The students of the college were tense about future as the MCI was denying permission to conduct admissions. In this academic year the MCI gave permission after the intervention of the Ministers. Former chief minister late YS Rajasekahara Reddy sanctioned the hospital and medical college in the year 2008 to provide better health services to people of Prakasam district. The then government allocated Rs 237 crore and 37 acres land. Even after spending Rs 187 crore so far basic infrastructure facilities are not available at the hospital. Out of the 112 teaching staff at the college, 90 are contract staff and 22 are regular. A GO recently released by the government for extending the services of contract staff till March 31 further compounded problems. They were worried as the government may terminate their services at any time after the contract period.

On an average 1000 outpatients and 100 in-patients are treated at the hospital daily. The poor, who cannot afford, visit the hospital but the poor infrastructure and shortage of health staff let them down. There are allegations that the patients are at the receiving end of the health staff. Patients alleged that doctors are not available round the clock. Though crores of rupees were spent, CT scan and MRI scan equipment was not yet installed in the hospital. Platelet separation machine was still elusive at the hospital.

The sanitation at the hospital is in a pathetic condition. Stink emanates from the wards and garbage is strewn everywhere. Patients procure water and medicines from private shops at exorbitant prices. As a result, the poor are compelled to borrow money to visit private hospitals.

The hospital situation further worsened under the present government headed by N Chandrababu Naidu. Sanitary staff was not paid salaries for the past six months and it indicates the apathy of government. Similarly, salaries for the staff working in trauma care centre were not paid since September, 2014. Though the contract staff staged protests, there was no response from the government.

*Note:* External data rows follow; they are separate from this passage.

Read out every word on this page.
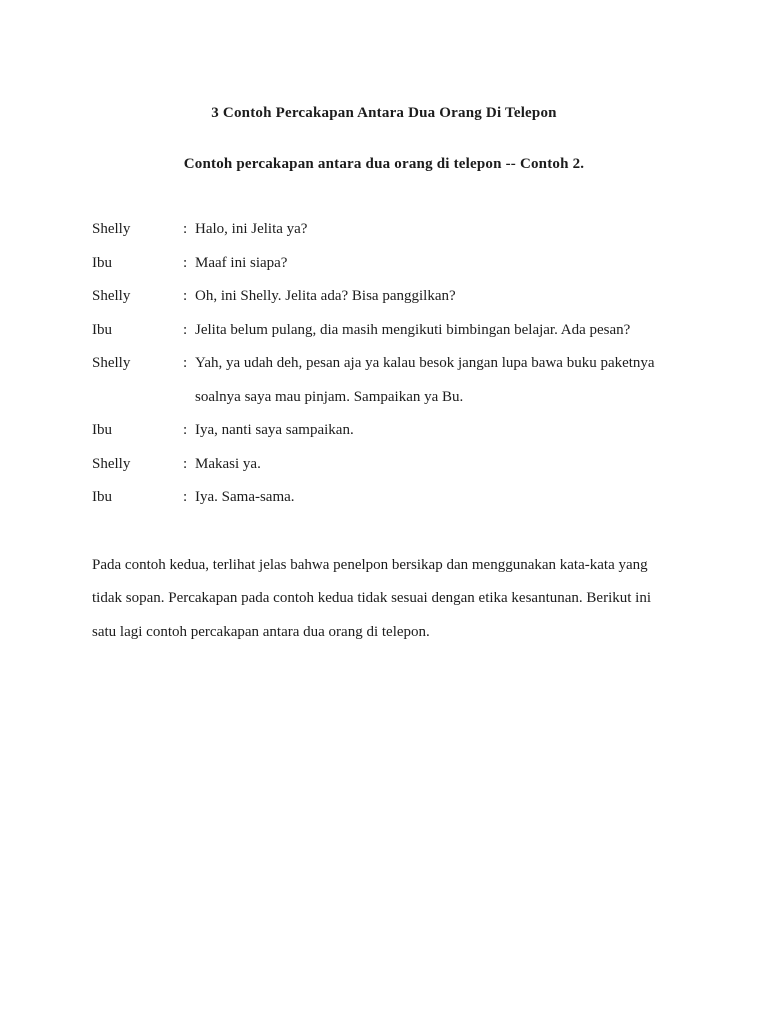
3 Contoh Percakapan Antara Dua Orang Di Telepon
Contoh percakapan antara dua orang di telepon -- Contoh 2.
Shelly	: Halo, ini Jelita ya?
Ibu	: Maaf ini siapa?
Shelly	: Oh, ini Shelly. Jelita ada? Bisa panggilkan?
Ibu	: Jelita belum pulang, dia masih mengikuti bimbingan belajar. Ada pesan?
Shelly	: Yah, ya udah deh, pesan aja ya kalau besok jangan lupa bawa buku paketnya
soalnya saya mau pinjam. Sampaikan ya Bu.
Ibu	: Iya, nanti saya sampaikan.
Shelly	: Makasi ya.
Ibu	: Iya. Sama-sama.
Pada contoh kedua, terlihat jelas bahwa penelpon bersikap dan menggunakan kata-kata yang
tidak sopan. Percakapan pada contoh kedua tidak sesuai dengan etika kesantunan. Berikut ini
satu lagi contoh percakapan antara dua orang di telepon.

The situation in medical and nursing hostels is no different. The students need to procure water from private persons. Vexed with frequent power cuts, ladies hostel in-mates staged protests several times. Stipend was paid to the nursing students for the past seven months. Electricity officials issued disconnection notices as the hospital owed Rs 2 crore to the department. The uncertainty over the fate of RIMS will hamper the career prospects of 400 medical students and 200 nursing students. They were suffering due to the negligence of the government.

Without considering all these problems, the Ministers and the higher officials reprimand the hospital staff during review meetings. There are allegations that the elected representatives and the Ministers from the district were not putting enough pressure on the government for fund release.

Despites all these problems, the officials are hopeful that the MCI will give nod to the medical college to conduct admissions for the next academic year. Since the opening of the medical college in 2010, the admission process was never completed without hurdles. The RIMS officials wrote a letter to the State government regarding the pending works at the hospital, but there was no response from the officials.

Citing deficiencies, the MCI denied permission to the medical college to conduct admissions. The only option is to rectify the deficiencies pointed out by the MCI Team by January 21. The State government should wake up from slumber and take corrective measures for improving facilities at the hospital.